When Sheperd was a man, he mastered the sky and made it his own. He flew and flew and laughed with the glory of it until the gods accidentally struck him down while they were at play. When she saw him fall, We'r took pity on his broken wings and carried him to her throne. When she laid him down, the throne lit up with the power of the Old Ones, the gods before gods, and Sheperd knew himself to be a god and lived in Lenthia forevermore.
The gate was half buried when Haaln brought Sora through; she had to climb dunes to get up to the controls. It wasn't her specialty, but she trusted Haaln's judgment; she had never before seen a gate with eight crystals, so she thought he must be right. She followed him closely, setting up her star-glass on the desert planet, mapping the stars in the Riadne Galaxy as Haaln and his team worked on the gate. When it finally flared into life, the threshold shimmering like every other gate she had traveled, her heart stopped for a moment, and she kissed Haaln with the joy of it, taking him to her bed to celebrate.
We'r chose the gods to travel to Lenthia, Riadne and Sheperd and Beket; her court constructed with care and forethought. They came to Lenthia, their place held by the Old Ones, and killed the Rathe that had crushed the peoples of the galaxy when the Old Ones had left. The battle raged across the stars, and when the Lenthian gods reigned alone, the Iirijjin rose up from the dust of their oppression.
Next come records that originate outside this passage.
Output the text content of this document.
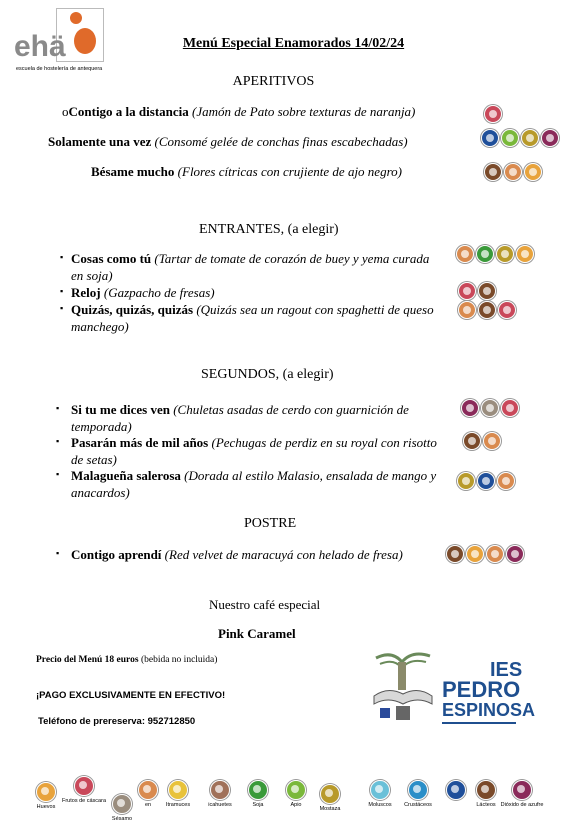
ehä
escuela de hostelería de antequera
Menú Especial Enamorados 14/02/24
APERITIVOS
oContigo a la distancia (Jamón de Pato sobre texturas de naranja)
Solamente una vez (Consomé gelée de conchas finas escabechadas)
Bésame mucho (Flores cítricas con crujiente de ajo negro)
ENTRANTES, (a elegir)
▪ Cosas como tú (Tartar de tomate de corazón de buey y yema curada en soja)
▪ Reloj (Gazpacho de fresas)
▪ Quizás, quizás, quizás (Quizás sea un ragout con spaghetti de queso manchego)
SEGUNDOS, (a elegir)
▪ Si tu me dices ven (Chuletas asadas de cerdo con guarnición de temporada)
▪ Pasarán más de mil años (Pechugas de perdiz en su royal con risotto de setas)
▪ Malagueña salerosa (Dorada al estilo Malasio, ensalada de mango y anacardos)
POSTRE
▪ Contigo aprendí (Red velvet de maracuyá con helado de fresa)
Nuestro café especial
Pink Caramel
Precio del Menú 18 euros (bebida no incluida)
¡PAGO EXCLUSIVAMENTE EN EFECTIVO!
Teléfono de prereserva: 952712850
IES
PEDRO
ESPINOSA
Huevos
Frutos de cáscara
Sésamo
en	Itramuces	icahuetes	Soja	Apio
Mostaza
Moluscos	Crustáceos	Lácteos Dióxido de azufre
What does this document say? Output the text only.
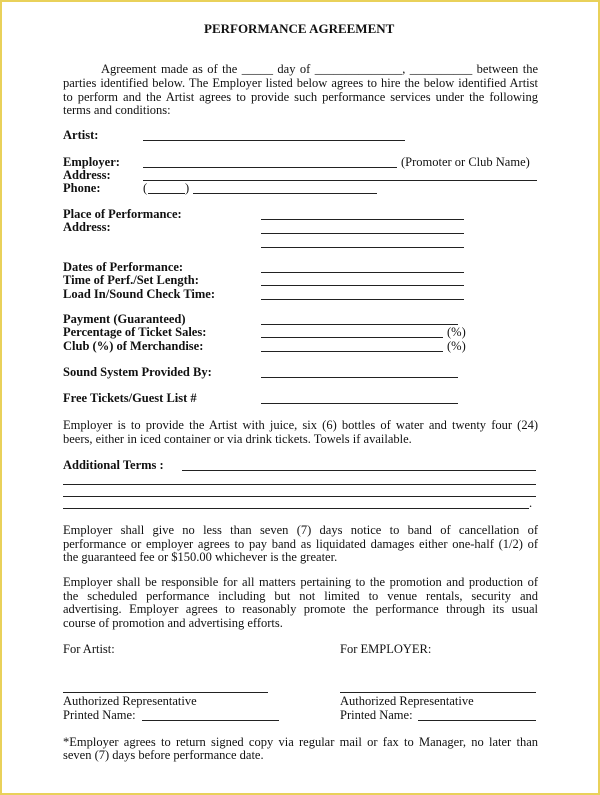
PERFORMANCE AGREEMENT
Agreement made as of the _____ day of ______________, __________ between the
parties identified below. The Employer listed below agrees to hire the below identified Artist
to perform and the Artist agrees to provide such performance services under the following
terms and conditions:
Artist:
Employer:	(Promoter or Club Name)
Address:
Phone:	(	)
Place of Performance:
Address:
Dates of Performance:
Time of Perf./Set Length:
Load In/Sound Check Time:
Payment (Guaranteed)
Percentage of Ticket Sales:	(%)
Club (%) of Merchandise:	(%)
Sound System Provided By:
Free Tickets/Guest List #
Employer is to provide the Artist with juice, six (6) bottles of water and twenty four (24)
beers, either in iced container or via drink tickets. Towels if available.
Additional Terms :
.
Employer shall give no less than seven (7) days notice to band of cancellation of
performance or employer agrees to pay band as liquidated damages either one-half (1/2) of
the guaranteed fee or $150.00 whichever is the greater.
Employer shall be responsible for all matters pertaining to the promotion and production of
the scheduled performance including but not limited to venue rentals, security and
advertising. Employer agrees to reasonably promote the performance through its usual
course of promotion and advertising efforts.
For Artist:	For EMPLOYER:
Authorized Representative	Authorized Representative
Printed Name:	Printed Name:
*Employer agrees to return signed copy via regular mail or fax to Manager, no later than
seven (7) days before performance date.
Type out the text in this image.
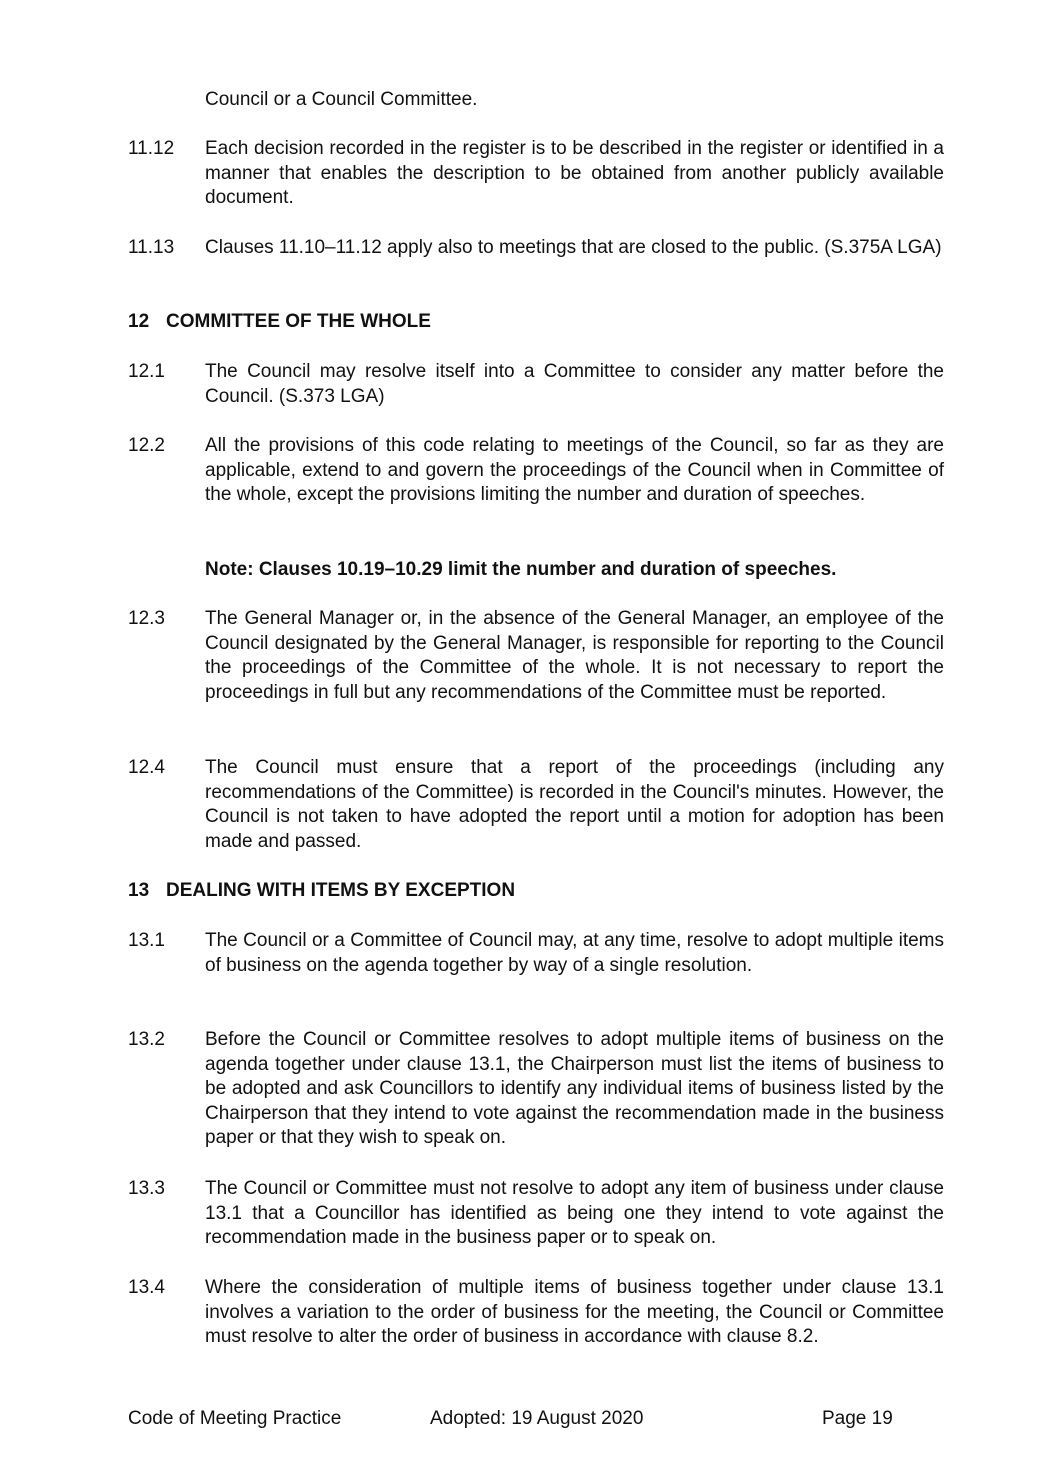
Council or a Council Committee.
11.12	Each decision recorded in the register is to be described in the register or identified in a manner that enables the description to be obtained from another publicly available document.
11.13	Clauses 11.10–11.12 apply also to meetings that are closed to the public. (S.375A LGA)
12 COMMITTEE OF THE WHOLE
12.1	The Council may resolve itself into a Committee to consider any matter before the Council. (S.373 LGA)
12.2	All the provisions of this code relating to meetings of the Council, so far as they are applicable, extend to and govern the proceedings of the Council when in Committee of the whole, except the provisions limiting the number and duration of speeches.
Note: Clauses 10.19–10.29 limit the number and duration of speeches.
12.3	The General Manager or, in the absence of the General Manager, an employee of the Council designated by the General Manager, is responsible for reporting to the Council the proceedings of the Committee of the whole. It is not necessary to report the proceedings in full but any recommendations of the Committee must be reported.
12.4	The Council must ensure that a report of the proceedings (including any recommendations of the Committee) is recorded in the Council's minutes. However, the Council is not taken to have adopted the report until a motion for adoption has been made and passed.
13 DEALING WITH ITEMS BY EXCEPTION
13.1	The Council or a Committee of Council may, at any time, resolve to adopt multiple items of business on the agenda together by way of a single resolution.
13.2	Before the Council or Committee resolves to adopt multiple items of business on the agenda together under clause 13.1, the Chairperson must list the items of business to be adopted and ask Councillors to identify any individual items of business listed by the Chairperson that they intend to vote against the recommendation made in the business paper or that they wish to speak on.
13.3	The Council or Committee must not resolve to adopt any item of business under clause 13.1 that a Councillor has identified as being one they intend to vote against the recommendation made in the business paper or to speak on.
13.4	Where the consideration of multiple items of business together under clause 13.1 involves a variation to the order of business for the meeting, the Council or Committee must resolve to alter the order of business in accordance with clause 8.2.
Code of Meeting Practice	Adopted: 19 August 2020	Page 19
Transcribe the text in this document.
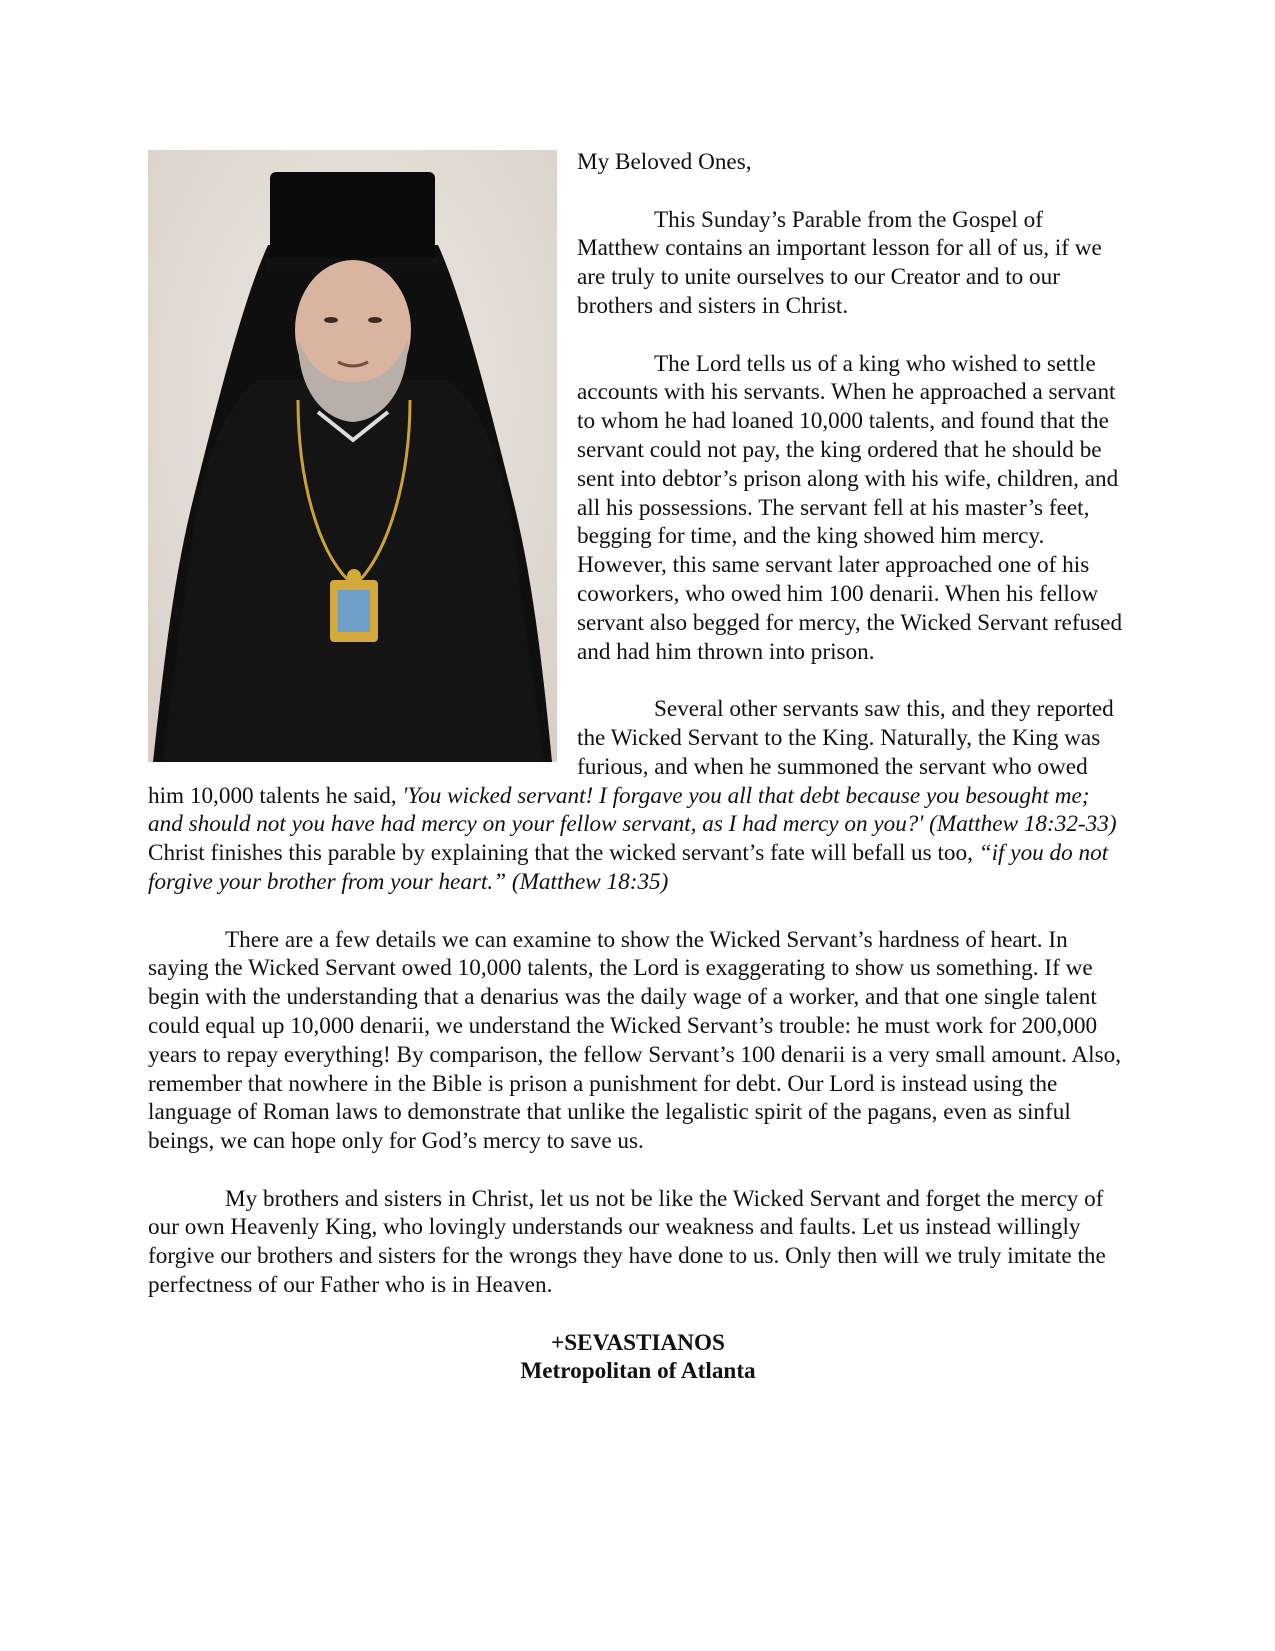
My Beloved Ones,

This Sunday’s Parable from the Gospel of Matthew contains an important lesson for all of us, if we are truly to unite ourselves to our Creator and to our brothers and sisters in Christ.

The Lord tells us of a king who wished to settle accounts with his servants. When he approached a servant to whom he had loaned 10,000 talents, and found that the servant could not pay, the king ordered that he should be sent into debtor’s prison along with his wife, children, and all his possessions. The servant fell at his master’s feet, begging for time, and the king showed him mercy. However, this same servant later approached one of his coworkers, who owed him 100 denarii. When his fellow servant also begged for mercy, the Wicked Servant refused and had him thrown into prison.

Several other servants saw this, and they reported the Wicked Servant to the King. Naturally, the King was furious, and when he summoned the servant who owed him 10,000 talents he said, 'You wicked servant! I forgave you all that debt because you besought me; and should not you have had mercy on your fellow servant, as I had mercy on you?' (Matthew 18:32-33) Christ finishes this parable by explaining that the wicked servant’s fate will befall us too, “if you do not forgive your brother from your heart.” (Matthew 18:35)

There are a few details we can examine to show the Wicked Servant’s hardness of heart. In saying the Wicked Servant owed 10,000 talents, the Lord is exaggerating to show us something. If we begin with the understanding that a denarius was the daily wage of a worker, and that one single talent could equal up 10,000 denarii, we understand the Wicked Servant’s trouble: he must work for 200,000 years to repay everything! By comparison, the fellow Servant’s 100 denarii is a very small amount. Also, remember that nowhere in the Bible is prison a punishment for debt. Our Lord is instead using the language of Roman laws to demonstrate that unlike the legalistic spirit of the pagans, even as sinful beings, we can hope only for God’s mercy to save us.

My brothers and sisters in Christ, let us not be like the Wicked Servant and forget the mercy of our own Heavenly King, who lovingly understands our weakness and faults. Let us instead willingly forgive our brothers and sisters for the wrongs they have done to us. Only then will we truly imitate the perfectness of our Father who is in Heaven.

+SEVASTIANOS
Metropolitan of Atlanta
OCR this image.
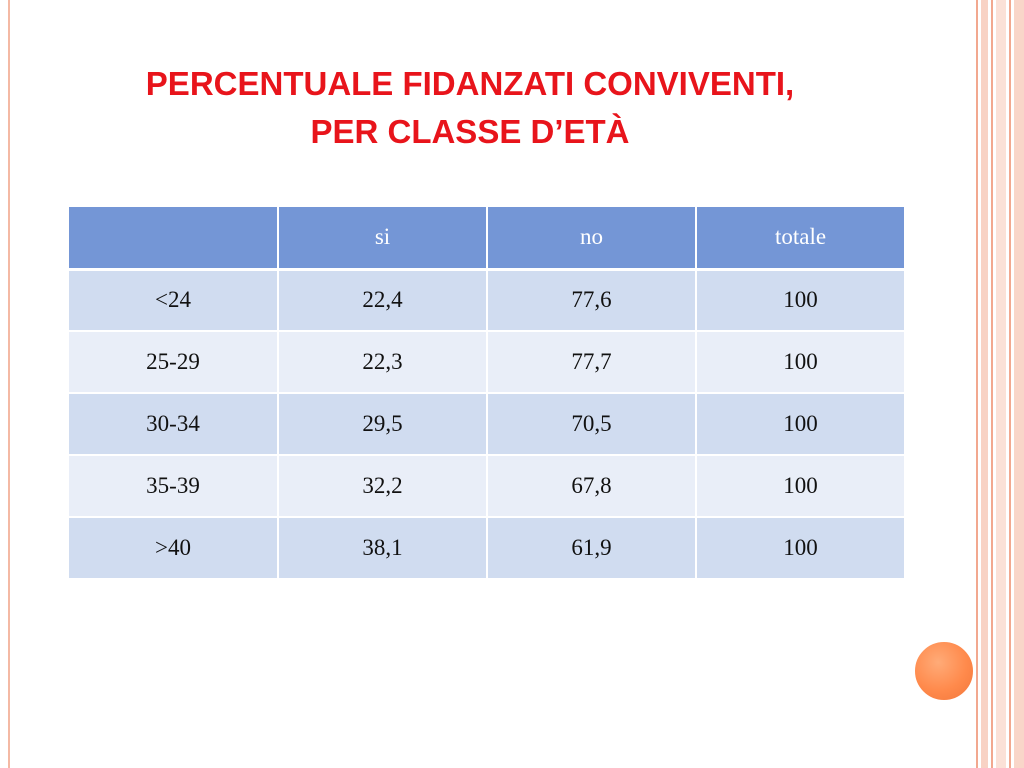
PERCENTUALE FIDANZATI CONVIVENTI,
PER CLASSE D’ETÀ
	si	no	totale
<24	22,4	77,6	100
25-29	22,3	77,7	100
30-34	29,5	70,5	100
35-39	32,2	67,8	100
>40	38,1	61,9	100
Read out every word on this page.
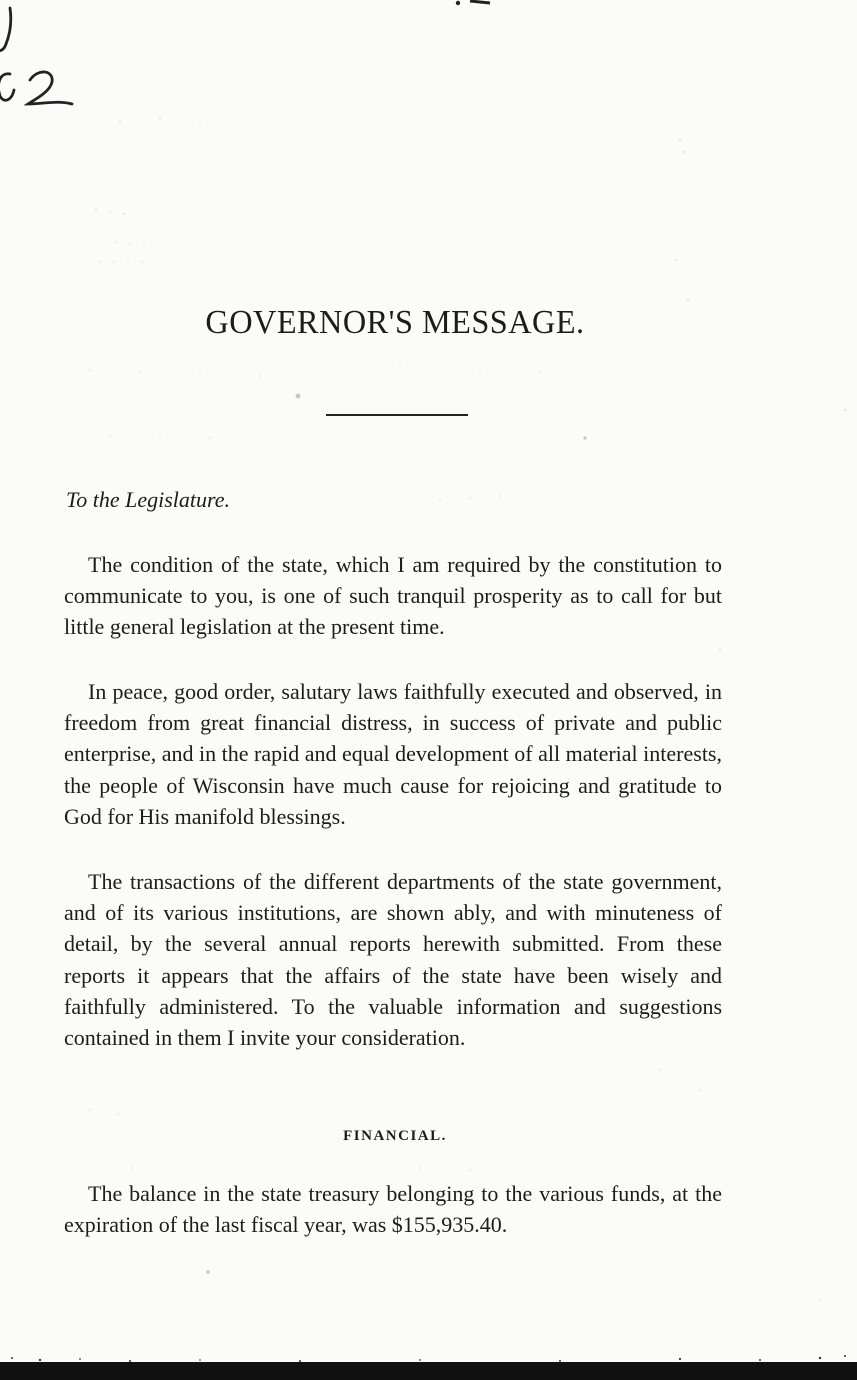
GOVERNOR'S MESSAGE.

To the Legislature.

The condition of the state, which I am required by the constitution to communicate to you, is one of such tranquil prosperity as to call for but little general legislation at the present time.

In peace, good order, salutary laws faithfully executed and observed, in freedom from great financial distress, in success of private and public enterprise, and in the rapid and equal development of all material interests, the people of Wisconsin have much cause for rejoicing and gratitude to God for His manifold blessings.

The transactions of the different departments of the state government, and of its various institutions, are shown ably, and with minuteness of detail, by the several annual reports herewith submitted. From these reports it appears that the affairs of the state have been wisely and faithfully administered. To the valuable information and suggestions contained in them I invite your consideration.

FINANCIAL.

The balance in the state treasury belonging to the various funds, at the expiration of the last fiscal year, was $155,935.40.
The na shanen, the first wave, was built in the image of the gods, even if the Elders did not select the company for that purpose. They had Warriors and Dokters and Tinkers and Growers. Sora was a Searcher but she was a Tinker too; she couldn't keep her hands from the machines that called for them. She longed to see what the far galaxy would show her, to live in Riadne's image.
Before crossing the threshold of the gate, Sora took one last look at her home, represented in the broken glass and sand of the city.
Finally, it is time to write my own stories.